Hashtag #Dorfkinder
Meinung | Maren Diersing-Espenhorst | am

Von Dorfkindern und Stadtmenschen

Dass eine gut gemeinte Kampagne manchmal vollkommen nach hinten losgehen kann, musste auch das Bundeslandwirtschaftsministerium vor einiger Zeit feststellen.

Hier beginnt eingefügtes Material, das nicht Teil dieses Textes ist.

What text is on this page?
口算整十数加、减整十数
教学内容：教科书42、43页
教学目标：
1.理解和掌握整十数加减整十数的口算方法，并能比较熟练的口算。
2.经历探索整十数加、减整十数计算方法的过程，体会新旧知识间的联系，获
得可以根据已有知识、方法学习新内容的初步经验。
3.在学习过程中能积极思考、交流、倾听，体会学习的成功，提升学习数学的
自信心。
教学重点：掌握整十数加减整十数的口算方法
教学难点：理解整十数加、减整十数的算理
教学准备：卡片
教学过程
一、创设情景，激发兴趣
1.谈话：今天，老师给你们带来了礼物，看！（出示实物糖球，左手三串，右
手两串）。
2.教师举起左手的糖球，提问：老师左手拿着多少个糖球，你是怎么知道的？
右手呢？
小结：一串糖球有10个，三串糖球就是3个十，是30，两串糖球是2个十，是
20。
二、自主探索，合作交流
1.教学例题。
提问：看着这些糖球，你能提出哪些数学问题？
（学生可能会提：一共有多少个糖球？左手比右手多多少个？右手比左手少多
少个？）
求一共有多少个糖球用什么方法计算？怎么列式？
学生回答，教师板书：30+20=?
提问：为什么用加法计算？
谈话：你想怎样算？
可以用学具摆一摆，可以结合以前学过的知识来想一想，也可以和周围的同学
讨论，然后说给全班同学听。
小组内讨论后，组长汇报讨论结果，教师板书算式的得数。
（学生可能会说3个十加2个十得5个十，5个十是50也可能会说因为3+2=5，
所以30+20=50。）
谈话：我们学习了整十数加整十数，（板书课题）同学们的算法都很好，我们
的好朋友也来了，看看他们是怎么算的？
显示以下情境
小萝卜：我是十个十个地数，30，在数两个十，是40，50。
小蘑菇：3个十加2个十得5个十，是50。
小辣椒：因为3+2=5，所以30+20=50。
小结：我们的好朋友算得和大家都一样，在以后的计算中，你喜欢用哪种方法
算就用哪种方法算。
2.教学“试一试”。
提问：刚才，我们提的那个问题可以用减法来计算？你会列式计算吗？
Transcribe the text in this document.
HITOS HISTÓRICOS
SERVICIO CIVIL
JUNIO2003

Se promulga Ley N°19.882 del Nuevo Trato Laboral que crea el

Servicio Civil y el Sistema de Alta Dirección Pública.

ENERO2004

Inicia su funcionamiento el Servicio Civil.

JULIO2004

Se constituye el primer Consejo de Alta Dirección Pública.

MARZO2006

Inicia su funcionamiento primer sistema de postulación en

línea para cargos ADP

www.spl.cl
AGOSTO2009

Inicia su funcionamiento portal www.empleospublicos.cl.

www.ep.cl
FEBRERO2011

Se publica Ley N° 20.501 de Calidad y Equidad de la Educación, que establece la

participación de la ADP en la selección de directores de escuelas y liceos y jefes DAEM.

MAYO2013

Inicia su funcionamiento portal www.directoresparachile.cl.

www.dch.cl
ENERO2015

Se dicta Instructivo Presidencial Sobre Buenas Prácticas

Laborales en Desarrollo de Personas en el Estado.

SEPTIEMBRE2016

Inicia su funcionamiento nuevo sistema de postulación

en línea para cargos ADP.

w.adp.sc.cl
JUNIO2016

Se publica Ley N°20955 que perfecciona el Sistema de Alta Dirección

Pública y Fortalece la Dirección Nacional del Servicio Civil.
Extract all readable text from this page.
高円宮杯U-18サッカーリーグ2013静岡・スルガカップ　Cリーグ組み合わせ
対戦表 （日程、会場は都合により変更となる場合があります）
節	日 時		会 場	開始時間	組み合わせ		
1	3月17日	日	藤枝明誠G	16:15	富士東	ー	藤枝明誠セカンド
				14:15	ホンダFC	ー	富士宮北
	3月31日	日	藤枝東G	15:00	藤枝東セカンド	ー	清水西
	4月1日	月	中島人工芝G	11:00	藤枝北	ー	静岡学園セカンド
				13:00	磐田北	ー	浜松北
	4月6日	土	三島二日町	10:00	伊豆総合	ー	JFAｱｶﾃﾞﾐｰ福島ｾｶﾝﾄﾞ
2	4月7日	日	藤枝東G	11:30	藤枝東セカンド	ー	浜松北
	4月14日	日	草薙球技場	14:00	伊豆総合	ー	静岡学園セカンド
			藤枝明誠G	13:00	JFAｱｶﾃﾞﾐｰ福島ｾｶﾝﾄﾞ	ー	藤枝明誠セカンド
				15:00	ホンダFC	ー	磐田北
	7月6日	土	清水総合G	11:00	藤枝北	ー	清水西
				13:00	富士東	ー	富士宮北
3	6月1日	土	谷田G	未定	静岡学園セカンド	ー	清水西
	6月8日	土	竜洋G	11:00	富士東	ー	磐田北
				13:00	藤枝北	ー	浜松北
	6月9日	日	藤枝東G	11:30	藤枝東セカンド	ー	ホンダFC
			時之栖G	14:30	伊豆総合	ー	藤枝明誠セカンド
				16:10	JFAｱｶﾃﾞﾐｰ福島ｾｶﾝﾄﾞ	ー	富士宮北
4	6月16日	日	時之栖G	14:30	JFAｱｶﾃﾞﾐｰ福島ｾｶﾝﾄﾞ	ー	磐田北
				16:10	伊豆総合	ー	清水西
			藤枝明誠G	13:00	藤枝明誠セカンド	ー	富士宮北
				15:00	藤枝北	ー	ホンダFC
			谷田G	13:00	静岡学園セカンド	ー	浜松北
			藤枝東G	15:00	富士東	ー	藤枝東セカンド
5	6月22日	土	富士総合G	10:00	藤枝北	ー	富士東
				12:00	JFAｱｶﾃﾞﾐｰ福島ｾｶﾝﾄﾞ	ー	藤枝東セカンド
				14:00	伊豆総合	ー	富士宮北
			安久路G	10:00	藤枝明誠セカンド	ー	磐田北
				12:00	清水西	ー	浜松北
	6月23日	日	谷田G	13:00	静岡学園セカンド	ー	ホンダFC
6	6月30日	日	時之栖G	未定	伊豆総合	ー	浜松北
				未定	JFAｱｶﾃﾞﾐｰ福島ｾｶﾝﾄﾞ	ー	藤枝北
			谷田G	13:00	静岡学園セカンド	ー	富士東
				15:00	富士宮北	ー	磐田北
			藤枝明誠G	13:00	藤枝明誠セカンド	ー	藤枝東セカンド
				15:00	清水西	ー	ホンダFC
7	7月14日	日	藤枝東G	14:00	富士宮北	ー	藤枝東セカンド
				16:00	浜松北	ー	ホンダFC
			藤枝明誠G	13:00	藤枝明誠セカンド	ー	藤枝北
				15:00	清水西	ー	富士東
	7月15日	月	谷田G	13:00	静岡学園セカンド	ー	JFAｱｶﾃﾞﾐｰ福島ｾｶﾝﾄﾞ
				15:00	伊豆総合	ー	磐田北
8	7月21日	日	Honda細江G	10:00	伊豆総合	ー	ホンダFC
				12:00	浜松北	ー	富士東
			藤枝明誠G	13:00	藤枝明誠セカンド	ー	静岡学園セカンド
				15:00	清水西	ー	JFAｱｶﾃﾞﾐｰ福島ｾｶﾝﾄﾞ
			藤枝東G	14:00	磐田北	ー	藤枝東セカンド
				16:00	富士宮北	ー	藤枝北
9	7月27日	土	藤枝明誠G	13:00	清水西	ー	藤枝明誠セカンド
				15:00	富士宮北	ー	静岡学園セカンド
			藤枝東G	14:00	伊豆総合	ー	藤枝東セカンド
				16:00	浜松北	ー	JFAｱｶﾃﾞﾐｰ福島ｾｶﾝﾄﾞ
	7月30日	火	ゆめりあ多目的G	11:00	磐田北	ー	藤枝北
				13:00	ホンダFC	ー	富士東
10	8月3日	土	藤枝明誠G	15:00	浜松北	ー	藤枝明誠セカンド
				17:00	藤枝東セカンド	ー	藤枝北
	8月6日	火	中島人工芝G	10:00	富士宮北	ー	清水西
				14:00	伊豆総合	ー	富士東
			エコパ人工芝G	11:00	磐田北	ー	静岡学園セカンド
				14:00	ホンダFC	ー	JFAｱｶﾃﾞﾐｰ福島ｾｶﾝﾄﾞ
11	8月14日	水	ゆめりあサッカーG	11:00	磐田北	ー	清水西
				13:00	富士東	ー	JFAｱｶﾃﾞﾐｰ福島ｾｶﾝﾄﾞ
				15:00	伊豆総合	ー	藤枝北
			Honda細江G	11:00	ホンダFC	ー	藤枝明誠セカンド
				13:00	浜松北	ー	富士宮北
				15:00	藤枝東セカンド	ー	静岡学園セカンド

Unter dem Hashtag #Dorfkinder wollte Landwirtschaftsministerin Julia Klöckner mit ihrem Haus den Blick auf die Menschen lenken, die Tag für Tag daran mitwirken, die Dörfer und Landgemeinden voranzubringen.

Sie wollte damit zugleich eine Debatte über das Leben auf dem Land anstoßen. Und einen Austausch über Ideen, neue Entwicklungsansätze und echte Perspektiven für das Land. Geschehen sollte dies auf den Sozialen Medien.

Debattiert wird dort auch – aber auf einem Niveau, das mir die Schamesröte ins Gesicht und die Tränen in die Augen treibt. Ich habe es nicht für möglich gehalten, dass man sich im Jahr 2020 darüber streiten wird, ob die Menschen aus der Stadt oder aus dem Dorf die „besseren“ sind.

Sie denken ich übertreibe, liebe Leserinnen und Leser? Ich wünschte es wäre so. Aber nein, genau das passiert derzeit in den sozialen Medien und vor allem auf Twitter. Dort wird gestritten und beschimpft, mit Ausdrücken, die ich hier einfach nicht wiederholen will und kann.

Von Dorfkindern und Stadterwachsenen

Ich selber sehe mich als Dorfkind, das nun ein Stadterwachsener ist. Dieser wunderbare Ausdruck stammt übrigens nicht von mir. Ich habe ihn mir von einem netten Herrn geliehen, der ebenfalls auf dem Dorf aufwuchs und heute auch in der Stadt lebt.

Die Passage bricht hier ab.